Fasoracetam has not been officially approved for any use by the USFDA and is classified as a research chemical that is not intended for human use.
Like all racetams, the mechanism of action of fasoracetam is not fully understood.
Research has shown that fasoracetam works by the following mechanisms:
Fasoracetam increases the release of acetylcholine from the cerebral cortex. Acetylcholine is a neurotransmitter in the brain is responsible for memory and learning. Fasoracetam also increases the uptake of choline, a nutrient needed to create acetylcholine throughout the brain.
Fasoracetam increases the number of receptors (in the cortex) for the inhibitory neurotransmitter gamma-aminobutyric acid (GABA).
It also activates certain types of glutamate receptors (metabotropic glutamate receptors – mGluRs). Glutamate is the main excitatory neurotransmitter, and mGluRs have many functions throughout the brain [R, R].

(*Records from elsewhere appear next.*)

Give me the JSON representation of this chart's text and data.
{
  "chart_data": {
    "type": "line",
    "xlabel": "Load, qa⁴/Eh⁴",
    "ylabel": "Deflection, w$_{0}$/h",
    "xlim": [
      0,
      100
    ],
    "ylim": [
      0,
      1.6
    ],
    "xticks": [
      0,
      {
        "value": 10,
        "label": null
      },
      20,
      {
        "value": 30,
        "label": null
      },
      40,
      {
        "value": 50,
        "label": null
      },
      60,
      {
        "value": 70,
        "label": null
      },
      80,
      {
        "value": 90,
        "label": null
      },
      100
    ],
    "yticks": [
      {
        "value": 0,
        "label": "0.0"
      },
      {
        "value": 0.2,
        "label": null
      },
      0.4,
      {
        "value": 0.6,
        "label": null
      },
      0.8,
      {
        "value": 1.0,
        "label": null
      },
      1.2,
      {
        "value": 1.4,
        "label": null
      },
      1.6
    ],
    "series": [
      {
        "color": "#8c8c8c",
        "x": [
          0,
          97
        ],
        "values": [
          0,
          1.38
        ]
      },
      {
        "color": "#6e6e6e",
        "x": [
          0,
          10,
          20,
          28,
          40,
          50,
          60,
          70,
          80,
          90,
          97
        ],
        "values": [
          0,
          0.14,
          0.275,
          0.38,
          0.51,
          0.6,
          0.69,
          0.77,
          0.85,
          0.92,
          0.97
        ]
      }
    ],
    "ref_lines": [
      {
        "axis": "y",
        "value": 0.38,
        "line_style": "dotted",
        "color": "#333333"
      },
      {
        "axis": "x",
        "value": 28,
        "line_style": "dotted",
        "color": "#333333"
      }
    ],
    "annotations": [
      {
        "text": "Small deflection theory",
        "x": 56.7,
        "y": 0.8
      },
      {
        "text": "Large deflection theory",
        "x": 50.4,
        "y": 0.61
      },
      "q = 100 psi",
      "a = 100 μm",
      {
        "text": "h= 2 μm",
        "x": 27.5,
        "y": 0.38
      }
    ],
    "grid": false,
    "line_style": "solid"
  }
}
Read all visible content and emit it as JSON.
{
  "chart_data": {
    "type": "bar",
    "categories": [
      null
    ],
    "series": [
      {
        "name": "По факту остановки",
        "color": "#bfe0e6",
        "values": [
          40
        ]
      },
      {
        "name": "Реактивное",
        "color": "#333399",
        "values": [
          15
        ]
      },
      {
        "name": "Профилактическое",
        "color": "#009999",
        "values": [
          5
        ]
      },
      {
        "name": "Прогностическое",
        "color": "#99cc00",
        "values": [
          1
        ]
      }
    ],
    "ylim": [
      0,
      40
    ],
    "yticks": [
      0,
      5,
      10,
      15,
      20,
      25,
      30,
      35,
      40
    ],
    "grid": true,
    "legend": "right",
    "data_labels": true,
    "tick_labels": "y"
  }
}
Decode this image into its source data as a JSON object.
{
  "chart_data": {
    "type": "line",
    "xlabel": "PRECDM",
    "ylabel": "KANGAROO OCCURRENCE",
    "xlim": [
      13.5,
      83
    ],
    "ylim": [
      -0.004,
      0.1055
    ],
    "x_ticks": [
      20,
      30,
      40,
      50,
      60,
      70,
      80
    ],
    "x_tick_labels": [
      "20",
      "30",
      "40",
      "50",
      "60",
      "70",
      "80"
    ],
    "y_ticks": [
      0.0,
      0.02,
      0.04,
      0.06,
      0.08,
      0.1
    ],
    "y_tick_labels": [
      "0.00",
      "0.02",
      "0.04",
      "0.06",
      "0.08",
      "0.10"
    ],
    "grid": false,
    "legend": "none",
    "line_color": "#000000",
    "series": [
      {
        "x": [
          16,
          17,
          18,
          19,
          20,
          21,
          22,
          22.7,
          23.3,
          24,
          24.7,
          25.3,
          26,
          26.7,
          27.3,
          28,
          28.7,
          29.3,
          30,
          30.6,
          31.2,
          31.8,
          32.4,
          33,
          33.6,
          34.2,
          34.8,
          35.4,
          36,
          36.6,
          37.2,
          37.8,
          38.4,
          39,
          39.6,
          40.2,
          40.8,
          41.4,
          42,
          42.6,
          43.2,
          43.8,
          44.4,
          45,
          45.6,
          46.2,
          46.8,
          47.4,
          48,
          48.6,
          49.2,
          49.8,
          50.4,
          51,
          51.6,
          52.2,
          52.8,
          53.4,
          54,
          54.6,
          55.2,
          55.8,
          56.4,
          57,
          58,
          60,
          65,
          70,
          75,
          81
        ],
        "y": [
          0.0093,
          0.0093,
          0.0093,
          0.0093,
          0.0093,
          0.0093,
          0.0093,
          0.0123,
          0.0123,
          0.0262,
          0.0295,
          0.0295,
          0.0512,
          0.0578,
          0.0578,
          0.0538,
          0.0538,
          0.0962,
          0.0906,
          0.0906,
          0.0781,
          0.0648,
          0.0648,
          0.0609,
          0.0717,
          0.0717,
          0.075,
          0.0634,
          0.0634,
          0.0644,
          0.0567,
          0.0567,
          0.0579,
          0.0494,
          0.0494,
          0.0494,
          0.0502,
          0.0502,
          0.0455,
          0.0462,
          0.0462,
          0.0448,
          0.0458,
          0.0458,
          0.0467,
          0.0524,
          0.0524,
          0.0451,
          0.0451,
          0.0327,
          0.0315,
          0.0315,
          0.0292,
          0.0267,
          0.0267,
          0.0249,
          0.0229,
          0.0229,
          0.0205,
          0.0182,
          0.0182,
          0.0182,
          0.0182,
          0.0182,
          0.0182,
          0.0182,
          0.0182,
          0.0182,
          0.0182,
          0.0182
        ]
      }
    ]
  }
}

(1) May Prevent Memory Loss
In rats, fasoracetam prevented memory problems caused by baclofen, a GABA-B receptor activator. It also reduced amnesia by increasing acetylcholine and reducing the effects of GABA-B activation.
(2) May Reduce Symptoms of Depression
Abnormal GABA levels are linked to certain brain disorders, including anxiety and depression. Fasoracetam reduced depressive symptoms in rats that were conditioned to feel helpless to avoid negative situations (learned helplessness)
Fasoracetam powder is a research chemical of the racetam family. It is a putative nootropic that failed to show sufficient efficacy in clinical trials for vascular dementia. It is currently being studied for its potential use for attention deficithyperactivity disorder.
Scientists at Children’s Hospital of Philadelphia led by Hakon Hakonarson havestudied fasoracetam’s potential use in attention deficit hyperactivity disorder.